On peut dire que la vision néolibérale hayékienne telle qu’elle était déjà présentée dans « Droit, législation et liberté » (1973-1979) est désormais presque intégralement concrétisée. La prise de contrôle de la démocratie par la ploutocratie, constituée en partie par les patrons des grandes sociétés du numérique, ainsi que l’avènement des cryptomonnaies pour s’affranchir de la « souveraineté monétaire étatique  et de son privilège d’émission», viennent parachever un mouvement déjà largement engagé antérieurement (depuis les années 80).

 

Nous pouvons constater que la prime évidente en politique, à la richesse, au sens du business (4), à la prise de parole décomplexée « en toute liberté » sur les réseaux sociaux (cf. article de Gilles Gautier sur le site de l’OVIPAL), la mise à distance de la vérité, de l’objectivité, de la cohérence, de la tolérance, de toute attention à une parole différente de celle de son groupe d’appartenance, viennent compléter la description de ce nouvel ordre politique cynique (Turchin 2024).

 

- La fonction publique (à travers les fonctions d’allocation, de redistribution et de stabilisation qui contribuent efficacement – au vu des comparaisons internationales - à renforcer les protections sociales et à réduire les inégalités), est décriée et appelée à s’effacer devant le marché (chaque fois que ce sera apparemment possible).

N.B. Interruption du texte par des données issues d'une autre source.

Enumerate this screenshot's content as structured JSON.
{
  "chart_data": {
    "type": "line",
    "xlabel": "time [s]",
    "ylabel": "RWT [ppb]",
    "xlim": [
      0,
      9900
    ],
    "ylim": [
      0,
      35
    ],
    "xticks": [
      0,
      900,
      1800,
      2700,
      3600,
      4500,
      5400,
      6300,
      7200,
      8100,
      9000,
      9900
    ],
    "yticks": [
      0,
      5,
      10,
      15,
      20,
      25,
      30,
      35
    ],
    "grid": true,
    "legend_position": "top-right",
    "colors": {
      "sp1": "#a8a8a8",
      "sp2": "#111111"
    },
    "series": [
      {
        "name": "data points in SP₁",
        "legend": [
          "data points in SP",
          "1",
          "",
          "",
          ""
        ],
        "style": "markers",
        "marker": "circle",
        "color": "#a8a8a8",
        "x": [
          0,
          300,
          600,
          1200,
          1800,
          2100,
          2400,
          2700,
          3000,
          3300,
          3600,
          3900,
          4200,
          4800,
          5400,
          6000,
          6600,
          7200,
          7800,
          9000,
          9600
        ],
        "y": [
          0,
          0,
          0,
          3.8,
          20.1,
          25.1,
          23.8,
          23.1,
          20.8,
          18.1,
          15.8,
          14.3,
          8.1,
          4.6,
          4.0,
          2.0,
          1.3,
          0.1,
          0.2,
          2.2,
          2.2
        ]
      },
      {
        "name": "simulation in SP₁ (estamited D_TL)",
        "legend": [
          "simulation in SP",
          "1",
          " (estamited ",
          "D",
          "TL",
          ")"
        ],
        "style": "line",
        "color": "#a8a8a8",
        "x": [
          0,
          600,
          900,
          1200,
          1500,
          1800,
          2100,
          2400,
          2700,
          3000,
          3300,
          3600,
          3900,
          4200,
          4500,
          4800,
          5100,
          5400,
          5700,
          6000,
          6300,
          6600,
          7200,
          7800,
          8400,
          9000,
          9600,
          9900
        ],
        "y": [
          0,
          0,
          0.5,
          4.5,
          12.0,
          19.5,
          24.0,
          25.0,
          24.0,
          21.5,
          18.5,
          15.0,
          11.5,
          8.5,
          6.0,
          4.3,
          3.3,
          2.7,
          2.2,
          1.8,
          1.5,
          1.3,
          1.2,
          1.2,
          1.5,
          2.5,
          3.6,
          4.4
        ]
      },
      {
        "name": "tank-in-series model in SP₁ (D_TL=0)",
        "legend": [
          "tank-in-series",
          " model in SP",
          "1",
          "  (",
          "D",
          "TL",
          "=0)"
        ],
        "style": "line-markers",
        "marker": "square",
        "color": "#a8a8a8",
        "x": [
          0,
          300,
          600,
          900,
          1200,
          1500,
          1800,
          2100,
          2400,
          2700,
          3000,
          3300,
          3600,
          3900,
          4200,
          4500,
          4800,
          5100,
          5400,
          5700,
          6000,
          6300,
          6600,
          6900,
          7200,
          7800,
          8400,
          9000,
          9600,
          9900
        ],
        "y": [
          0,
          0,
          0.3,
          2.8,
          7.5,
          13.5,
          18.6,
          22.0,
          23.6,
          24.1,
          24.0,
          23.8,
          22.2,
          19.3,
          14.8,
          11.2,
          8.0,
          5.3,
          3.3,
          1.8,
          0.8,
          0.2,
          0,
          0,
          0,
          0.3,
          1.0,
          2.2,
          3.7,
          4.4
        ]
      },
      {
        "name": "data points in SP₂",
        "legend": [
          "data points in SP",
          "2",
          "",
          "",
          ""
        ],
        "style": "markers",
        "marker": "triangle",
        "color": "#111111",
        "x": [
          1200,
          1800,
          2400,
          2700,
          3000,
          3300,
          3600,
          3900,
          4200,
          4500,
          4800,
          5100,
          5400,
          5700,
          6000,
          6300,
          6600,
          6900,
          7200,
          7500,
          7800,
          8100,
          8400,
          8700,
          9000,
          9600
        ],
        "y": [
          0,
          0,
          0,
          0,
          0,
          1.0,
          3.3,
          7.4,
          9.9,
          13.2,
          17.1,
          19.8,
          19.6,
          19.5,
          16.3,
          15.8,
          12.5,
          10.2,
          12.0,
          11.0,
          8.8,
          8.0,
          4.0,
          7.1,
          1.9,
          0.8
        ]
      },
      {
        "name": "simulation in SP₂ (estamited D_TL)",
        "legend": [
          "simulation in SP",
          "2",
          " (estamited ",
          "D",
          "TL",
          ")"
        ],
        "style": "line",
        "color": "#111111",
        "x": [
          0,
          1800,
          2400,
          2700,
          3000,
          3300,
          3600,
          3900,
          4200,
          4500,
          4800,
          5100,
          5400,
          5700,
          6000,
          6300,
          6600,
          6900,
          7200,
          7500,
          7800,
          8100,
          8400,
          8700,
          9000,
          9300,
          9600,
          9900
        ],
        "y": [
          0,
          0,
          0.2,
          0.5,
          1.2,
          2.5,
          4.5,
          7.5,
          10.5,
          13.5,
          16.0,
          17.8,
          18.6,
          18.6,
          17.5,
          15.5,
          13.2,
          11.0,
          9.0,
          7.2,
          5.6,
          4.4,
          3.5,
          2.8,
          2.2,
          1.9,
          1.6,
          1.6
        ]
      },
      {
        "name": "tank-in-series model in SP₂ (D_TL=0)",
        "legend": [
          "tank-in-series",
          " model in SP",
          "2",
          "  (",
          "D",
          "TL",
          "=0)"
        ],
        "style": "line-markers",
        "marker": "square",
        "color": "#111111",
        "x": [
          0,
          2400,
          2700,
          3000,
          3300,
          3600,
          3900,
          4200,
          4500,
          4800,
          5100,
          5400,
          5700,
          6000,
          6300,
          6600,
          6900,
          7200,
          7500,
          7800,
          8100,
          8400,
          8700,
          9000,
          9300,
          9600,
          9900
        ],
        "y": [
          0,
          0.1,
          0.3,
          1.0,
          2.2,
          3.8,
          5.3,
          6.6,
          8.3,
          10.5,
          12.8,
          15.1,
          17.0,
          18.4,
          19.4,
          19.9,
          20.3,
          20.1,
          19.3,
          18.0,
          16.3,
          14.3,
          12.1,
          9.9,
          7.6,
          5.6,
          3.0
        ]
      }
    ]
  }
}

Il s’agit d’une injonction qui est probablement insensée, mais qui est clairement revendiquée. Il est de bon ton aujourd’hui de la réitérée et de la décliner à tous les niveaux de responsabilité. Notamment dans un contexte de financiarisation internationale débridée, de dette insoutenable largement engendrée et instrumentalisée par les néolibéraux (l’interdiction pour les États de se refinancer auprès des banques centrales, le Pacte européen de stabilité, les agences de notation prétendument indépendantes, etc.) et d’apologie inconditionnelle de la privatisation. Bien que cette dernière soit encore limitée par les défaillances reconnues du marché (asymétries d’information, bien publics, externalités, etc.).

 

Depuis plus de 70 ans le discours économique néolibéral s’élabore patiemment. Il est désormais parfaitement rodé, entendu et relayé par les électeurs. Il demande aux États comme aux collectivités territoriales non seulement une cure budgétaire d’austérité mais surtout un effacement progressif et si possible définitif après une courte transition vers l’État plateforme bientôt relayé par une IA prétendument omnipotente et omnisciente. C’est évidemment un pari pascalien risqué mais il est assez largement admis dans une opinion séduite par les technologies.

 

La déflagration politique américaine, en s’affranchissant de tout recours à l’analyse rationnelle lui ouvre, à travers l’appel aux subjectivités et aux faits alternatifs, de nouvelles perspectives. En posant sur les réseaux sociaux la question : « - A quoi peuvent bien servir l’Etat centralisé, déconcentré et les collectivités territoriales décentralisées ? », il est très probable que la réponse dominante soit désormais : « - A rien ou - à nous compliquer l’existence avec des normes inutiles et à prélever sans réelle contrepartie sous la forme de services, des impôts confiscatoires.

 

Laissez-nous faire ou mieux encore, laissez-faire les NTIC et l’IA ». Seul l’État régalien avec ses fonctions de police et justice et sa capacité à imposer des solutions de marché, est en partie préservé pour le moment. C’est tout à fait injuste mais c’est ainsi. Les plaidoyers raisonnables favorables à un État social-écologique (Laurent 2024 ; Stiglitz 2025, en écho à La route de la servitude de Hayek, 1944), bien que fondés sur des raisonnements valables et des observations empiriques solides, ne pèsent pas bien lourd face aux projets de la Silicon Valley illustrés par les applications disséminées dans chaque portable (Sadin, 2018 & 2023). Les technologies ne sont jamais politiquement neutres. Encore moins l’IA qui sert de cheval de Troie pour l’entrée en politique des GAFAM, à une échelle mondiale. Un jour proche, les citoyens ne seront plus autorisés à débattre ni même à donner leur avis sur les substitutions opérées (le remplacement des services publics par l’IA) au prétexte d’une plus grande efficacité technique.

 

- Il en va de même avec le renoncement à l’écologie. Par un concours de circonstances assez extraordinaire, en dépit des innombrables travaux scientifiques appelant à une prise de conscience écologique et de préservation de l’habitabilité de la terre, à une bifurcation radicale des politiques et des modes de vie et de déplacement pour contenir les émissions de GES et limiter les atteintes à la biodiversité, réduire les pollutions ; en dépit des multiples catastrophes observées partout dans le monde et désormais objectivement imputables à l’anthropocène et au changement climatique, on voit se lever non pas une nouvelle forme de sagesse et d’éthique environnementale mais une sorte de déni institutionnalisé, doublé d’une forme d’hystérie productiviste et consumériste appelant à l’hyper-mobilité, à l’enrichissement illimité, à forer sans retenue, à dépenser, à braver les équilibres naturels au-delà même des limites planétaires (le fameux slogan  : « drill baby drill » illustre bien cet état d’esprit) C’est proprement irresponsable et consternant.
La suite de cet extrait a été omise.